Compare that to the quote at the top. The first quote is explicitly theistic and has faith in an inherent order to the apparent chaos of life, and makes reference to an “ethical life” (whatever that is). But the same basic model underlies both quotes: handle your domain, live your life, do not suppose that you can steer the universe, and don't bother with some hidden endgoal that you need to figure out to pursue.
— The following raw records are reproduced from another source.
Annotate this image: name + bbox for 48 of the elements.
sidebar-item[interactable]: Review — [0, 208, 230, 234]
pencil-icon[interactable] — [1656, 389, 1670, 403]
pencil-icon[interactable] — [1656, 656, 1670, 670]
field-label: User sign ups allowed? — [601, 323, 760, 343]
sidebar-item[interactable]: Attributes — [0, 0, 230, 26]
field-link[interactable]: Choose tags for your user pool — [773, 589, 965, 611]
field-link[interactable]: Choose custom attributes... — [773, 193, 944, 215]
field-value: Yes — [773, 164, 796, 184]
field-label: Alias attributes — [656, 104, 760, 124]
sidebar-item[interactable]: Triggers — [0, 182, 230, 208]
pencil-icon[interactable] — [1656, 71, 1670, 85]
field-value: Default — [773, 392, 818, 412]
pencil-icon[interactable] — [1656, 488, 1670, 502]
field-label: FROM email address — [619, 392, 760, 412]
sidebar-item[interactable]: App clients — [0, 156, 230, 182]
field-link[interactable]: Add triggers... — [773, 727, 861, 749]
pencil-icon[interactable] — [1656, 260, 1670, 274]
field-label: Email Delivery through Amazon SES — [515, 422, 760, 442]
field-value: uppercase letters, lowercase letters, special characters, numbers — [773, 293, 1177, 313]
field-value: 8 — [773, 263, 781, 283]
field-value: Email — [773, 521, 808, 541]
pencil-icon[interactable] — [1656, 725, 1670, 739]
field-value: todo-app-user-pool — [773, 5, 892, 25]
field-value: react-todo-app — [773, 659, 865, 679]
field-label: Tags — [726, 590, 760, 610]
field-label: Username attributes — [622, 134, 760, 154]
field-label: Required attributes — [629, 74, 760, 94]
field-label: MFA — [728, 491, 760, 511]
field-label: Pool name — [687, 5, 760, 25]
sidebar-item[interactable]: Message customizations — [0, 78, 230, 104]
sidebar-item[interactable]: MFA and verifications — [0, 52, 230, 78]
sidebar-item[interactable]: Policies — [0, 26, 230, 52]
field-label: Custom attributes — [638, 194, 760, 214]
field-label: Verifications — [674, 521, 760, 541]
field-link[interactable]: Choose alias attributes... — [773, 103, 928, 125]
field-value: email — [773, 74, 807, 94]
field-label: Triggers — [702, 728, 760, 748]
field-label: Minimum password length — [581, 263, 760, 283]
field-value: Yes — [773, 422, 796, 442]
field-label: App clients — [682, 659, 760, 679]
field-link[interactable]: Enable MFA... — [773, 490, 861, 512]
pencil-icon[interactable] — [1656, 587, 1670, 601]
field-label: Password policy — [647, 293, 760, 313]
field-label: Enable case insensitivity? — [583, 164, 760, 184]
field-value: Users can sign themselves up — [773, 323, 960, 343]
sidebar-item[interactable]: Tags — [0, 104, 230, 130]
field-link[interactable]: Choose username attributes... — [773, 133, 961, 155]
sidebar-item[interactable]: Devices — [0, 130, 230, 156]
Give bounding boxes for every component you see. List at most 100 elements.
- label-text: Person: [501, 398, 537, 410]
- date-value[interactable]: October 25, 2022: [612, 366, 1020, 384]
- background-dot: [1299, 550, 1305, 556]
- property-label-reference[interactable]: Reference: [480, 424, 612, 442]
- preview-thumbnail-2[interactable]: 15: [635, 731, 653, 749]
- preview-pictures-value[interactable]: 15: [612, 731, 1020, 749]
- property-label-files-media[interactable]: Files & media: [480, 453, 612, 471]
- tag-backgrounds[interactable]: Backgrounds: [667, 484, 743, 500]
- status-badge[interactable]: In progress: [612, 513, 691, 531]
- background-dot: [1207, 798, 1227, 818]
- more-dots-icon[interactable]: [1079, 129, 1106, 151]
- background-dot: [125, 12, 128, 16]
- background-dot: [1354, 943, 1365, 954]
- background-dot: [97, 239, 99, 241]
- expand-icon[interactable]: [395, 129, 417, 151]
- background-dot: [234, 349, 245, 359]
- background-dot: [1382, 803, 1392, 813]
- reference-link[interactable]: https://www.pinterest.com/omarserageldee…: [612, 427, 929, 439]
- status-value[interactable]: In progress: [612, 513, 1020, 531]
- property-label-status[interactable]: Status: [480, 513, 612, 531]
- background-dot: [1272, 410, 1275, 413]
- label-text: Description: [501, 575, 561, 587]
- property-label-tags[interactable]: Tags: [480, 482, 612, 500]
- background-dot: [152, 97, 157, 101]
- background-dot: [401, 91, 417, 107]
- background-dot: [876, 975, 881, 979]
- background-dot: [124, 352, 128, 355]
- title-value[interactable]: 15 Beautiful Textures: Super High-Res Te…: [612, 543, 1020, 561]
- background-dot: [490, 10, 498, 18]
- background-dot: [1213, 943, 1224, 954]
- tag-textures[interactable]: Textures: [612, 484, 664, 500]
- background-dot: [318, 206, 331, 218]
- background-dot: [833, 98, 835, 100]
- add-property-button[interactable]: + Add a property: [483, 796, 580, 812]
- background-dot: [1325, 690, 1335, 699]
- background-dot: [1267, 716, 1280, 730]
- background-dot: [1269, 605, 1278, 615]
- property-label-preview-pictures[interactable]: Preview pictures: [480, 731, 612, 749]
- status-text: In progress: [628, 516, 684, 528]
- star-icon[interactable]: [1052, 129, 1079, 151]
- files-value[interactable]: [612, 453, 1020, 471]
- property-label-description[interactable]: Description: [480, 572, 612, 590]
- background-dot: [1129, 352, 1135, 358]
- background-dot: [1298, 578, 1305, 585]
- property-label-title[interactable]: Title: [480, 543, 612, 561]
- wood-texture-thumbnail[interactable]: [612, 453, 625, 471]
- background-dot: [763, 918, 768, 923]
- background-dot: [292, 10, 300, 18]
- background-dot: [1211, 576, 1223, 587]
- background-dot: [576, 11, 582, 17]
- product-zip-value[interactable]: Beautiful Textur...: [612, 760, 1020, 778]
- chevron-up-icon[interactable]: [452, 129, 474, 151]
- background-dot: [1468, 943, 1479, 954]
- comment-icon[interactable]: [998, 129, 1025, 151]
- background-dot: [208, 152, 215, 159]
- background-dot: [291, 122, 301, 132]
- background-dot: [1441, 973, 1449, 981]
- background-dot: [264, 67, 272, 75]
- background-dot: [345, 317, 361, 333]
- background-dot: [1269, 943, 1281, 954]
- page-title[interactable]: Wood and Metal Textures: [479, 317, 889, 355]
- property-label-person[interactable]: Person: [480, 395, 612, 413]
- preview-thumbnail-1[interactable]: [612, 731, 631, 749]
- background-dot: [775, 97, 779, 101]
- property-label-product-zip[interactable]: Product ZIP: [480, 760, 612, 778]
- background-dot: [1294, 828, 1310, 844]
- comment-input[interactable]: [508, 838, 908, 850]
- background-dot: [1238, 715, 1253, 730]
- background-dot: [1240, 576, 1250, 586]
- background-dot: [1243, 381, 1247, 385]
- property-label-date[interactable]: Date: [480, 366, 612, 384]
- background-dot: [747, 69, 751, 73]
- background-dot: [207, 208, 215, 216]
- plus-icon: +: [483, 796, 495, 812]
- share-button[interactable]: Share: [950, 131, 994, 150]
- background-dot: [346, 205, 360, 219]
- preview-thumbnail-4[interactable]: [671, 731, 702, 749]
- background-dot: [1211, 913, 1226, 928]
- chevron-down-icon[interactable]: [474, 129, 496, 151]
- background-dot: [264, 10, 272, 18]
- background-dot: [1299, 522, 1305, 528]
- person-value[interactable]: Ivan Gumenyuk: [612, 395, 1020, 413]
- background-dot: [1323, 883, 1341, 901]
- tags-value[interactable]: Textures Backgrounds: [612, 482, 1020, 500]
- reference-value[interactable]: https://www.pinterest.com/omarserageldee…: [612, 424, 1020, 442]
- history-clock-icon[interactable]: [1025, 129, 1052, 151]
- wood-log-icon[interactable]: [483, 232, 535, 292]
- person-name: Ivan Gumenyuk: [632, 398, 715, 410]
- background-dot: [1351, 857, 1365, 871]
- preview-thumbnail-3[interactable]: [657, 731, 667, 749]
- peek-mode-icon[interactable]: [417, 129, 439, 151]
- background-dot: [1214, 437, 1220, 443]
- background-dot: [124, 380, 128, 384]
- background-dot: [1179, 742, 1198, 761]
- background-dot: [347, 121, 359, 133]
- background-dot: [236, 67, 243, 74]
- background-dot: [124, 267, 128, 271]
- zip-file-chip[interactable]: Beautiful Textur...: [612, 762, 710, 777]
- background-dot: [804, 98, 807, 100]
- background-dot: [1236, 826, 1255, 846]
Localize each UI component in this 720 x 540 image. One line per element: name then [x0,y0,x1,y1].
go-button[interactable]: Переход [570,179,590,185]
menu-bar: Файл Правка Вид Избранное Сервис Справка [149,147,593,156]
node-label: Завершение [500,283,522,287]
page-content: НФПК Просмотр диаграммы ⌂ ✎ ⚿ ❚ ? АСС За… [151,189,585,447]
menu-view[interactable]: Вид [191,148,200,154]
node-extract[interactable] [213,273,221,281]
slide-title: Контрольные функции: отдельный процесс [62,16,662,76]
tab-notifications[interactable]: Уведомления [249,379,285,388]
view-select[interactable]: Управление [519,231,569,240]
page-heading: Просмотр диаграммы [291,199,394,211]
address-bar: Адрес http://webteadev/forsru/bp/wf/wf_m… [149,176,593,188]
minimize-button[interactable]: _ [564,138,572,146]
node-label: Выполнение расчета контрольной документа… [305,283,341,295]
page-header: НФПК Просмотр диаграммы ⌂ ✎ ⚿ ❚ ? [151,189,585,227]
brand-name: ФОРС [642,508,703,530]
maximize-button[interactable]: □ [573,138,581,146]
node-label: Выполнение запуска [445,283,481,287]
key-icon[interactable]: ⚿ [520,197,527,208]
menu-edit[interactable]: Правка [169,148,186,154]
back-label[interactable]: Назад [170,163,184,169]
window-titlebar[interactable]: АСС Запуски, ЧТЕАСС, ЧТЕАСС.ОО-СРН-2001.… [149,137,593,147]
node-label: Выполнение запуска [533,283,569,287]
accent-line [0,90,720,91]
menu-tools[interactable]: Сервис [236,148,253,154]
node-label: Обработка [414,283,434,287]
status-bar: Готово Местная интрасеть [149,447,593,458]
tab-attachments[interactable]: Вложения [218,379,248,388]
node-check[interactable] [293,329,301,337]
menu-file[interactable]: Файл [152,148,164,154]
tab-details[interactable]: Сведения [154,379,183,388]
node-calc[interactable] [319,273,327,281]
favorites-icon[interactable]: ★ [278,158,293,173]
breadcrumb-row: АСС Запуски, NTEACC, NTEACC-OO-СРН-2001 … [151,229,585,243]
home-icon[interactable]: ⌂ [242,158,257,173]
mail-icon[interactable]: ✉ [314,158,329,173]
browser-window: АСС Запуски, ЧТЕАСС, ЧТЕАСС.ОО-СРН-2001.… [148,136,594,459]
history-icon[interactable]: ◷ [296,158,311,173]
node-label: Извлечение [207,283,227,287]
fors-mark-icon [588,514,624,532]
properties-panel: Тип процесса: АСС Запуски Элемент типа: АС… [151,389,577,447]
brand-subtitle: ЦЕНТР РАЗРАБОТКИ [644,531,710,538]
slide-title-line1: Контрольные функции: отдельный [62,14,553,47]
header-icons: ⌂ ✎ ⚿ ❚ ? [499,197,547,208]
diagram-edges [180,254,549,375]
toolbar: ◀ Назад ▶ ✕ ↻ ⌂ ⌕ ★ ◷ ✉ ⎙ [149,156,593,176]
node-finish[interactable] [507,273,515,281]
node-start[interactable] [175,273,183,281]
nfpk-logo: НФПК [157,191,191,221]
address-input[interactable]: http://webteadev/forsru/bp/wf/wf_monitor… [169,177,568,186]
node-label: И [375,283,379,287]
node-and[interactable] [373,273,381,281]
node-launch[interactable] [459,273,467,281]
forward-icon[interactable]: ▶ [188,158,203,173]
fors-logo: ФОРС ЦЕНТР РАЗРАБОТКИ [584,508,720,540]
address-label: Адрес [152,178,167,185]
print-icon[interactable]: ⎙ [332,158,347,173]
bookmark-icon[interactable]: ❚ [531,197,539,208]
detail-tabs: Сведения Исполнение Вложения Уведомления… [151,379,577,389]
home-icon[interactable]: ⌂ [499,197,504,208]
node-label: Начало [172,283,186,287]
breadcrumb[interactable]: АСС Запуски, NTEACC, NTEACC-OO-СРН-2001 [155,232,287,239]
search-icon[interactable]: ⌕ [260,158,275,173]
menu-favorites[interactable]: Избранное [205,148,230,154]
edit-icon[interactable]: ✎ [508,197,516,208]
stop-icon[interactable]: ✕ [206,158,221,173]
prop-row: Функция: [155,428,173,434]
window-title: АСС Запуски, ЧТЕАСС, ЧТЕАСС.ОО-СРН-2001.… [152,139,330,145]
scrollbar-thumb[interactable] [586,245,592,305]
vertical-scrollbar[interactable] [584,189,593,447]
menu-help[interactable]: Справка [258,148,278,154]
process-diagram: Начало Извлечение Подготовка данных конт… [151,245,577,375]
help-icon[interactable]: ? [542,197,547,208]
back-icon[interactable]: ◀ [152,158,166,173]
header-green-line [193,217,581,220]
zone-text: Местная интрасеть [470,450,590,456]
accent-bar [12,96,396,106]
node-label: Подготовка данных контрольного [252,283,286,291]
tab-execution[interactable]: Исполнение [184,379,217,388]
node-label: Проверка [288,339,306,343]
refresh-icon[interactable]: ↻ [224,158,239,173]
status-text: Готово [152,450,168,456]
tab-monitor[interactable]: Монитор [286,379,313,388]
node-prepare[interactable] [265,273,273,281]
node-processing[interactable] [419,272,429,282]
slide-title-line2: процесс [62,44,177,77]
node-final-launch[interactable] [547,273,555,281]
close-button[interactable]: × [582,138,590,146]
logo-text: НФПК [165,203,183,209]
Now, I fancy that the second quote comes from skepticism of ethical truths, a reluctant acceptance of determinism and fatalism, an appreciation of Nietzsche's Übermensch and Camus's absurdism (or perhaps just the parody of them that I've cobbled together based on what I have read) coupled with a good sense of humor that keeps me from thinking there's actually anything heroic or epic about either concept, a heavily reserved acceptance of some of Marcus Aurelius's ideas about operating according to ones place in the great machine of nature, and the leftover exhaustion from years of trying to figure out an objective meaning of life.

The first quote was written four years ago. By me. I had just barely left Christianity. Still had faith in some kind of objective ethical truths. No Camus. Hardly any Nietzsche. No Aurelius. Resentment toward determinism and fatalism. And as the up-my-own-ass tone of that earlier blog shows, a severely underdeveloped sense of humor. Has growth occurred? Yes. But the central nerve in my thinking is, at least in this area, the same.

Four years, and I'm just repeating myself. These are the kind of things you have to laugh about if you don't want to end up an alcoholic.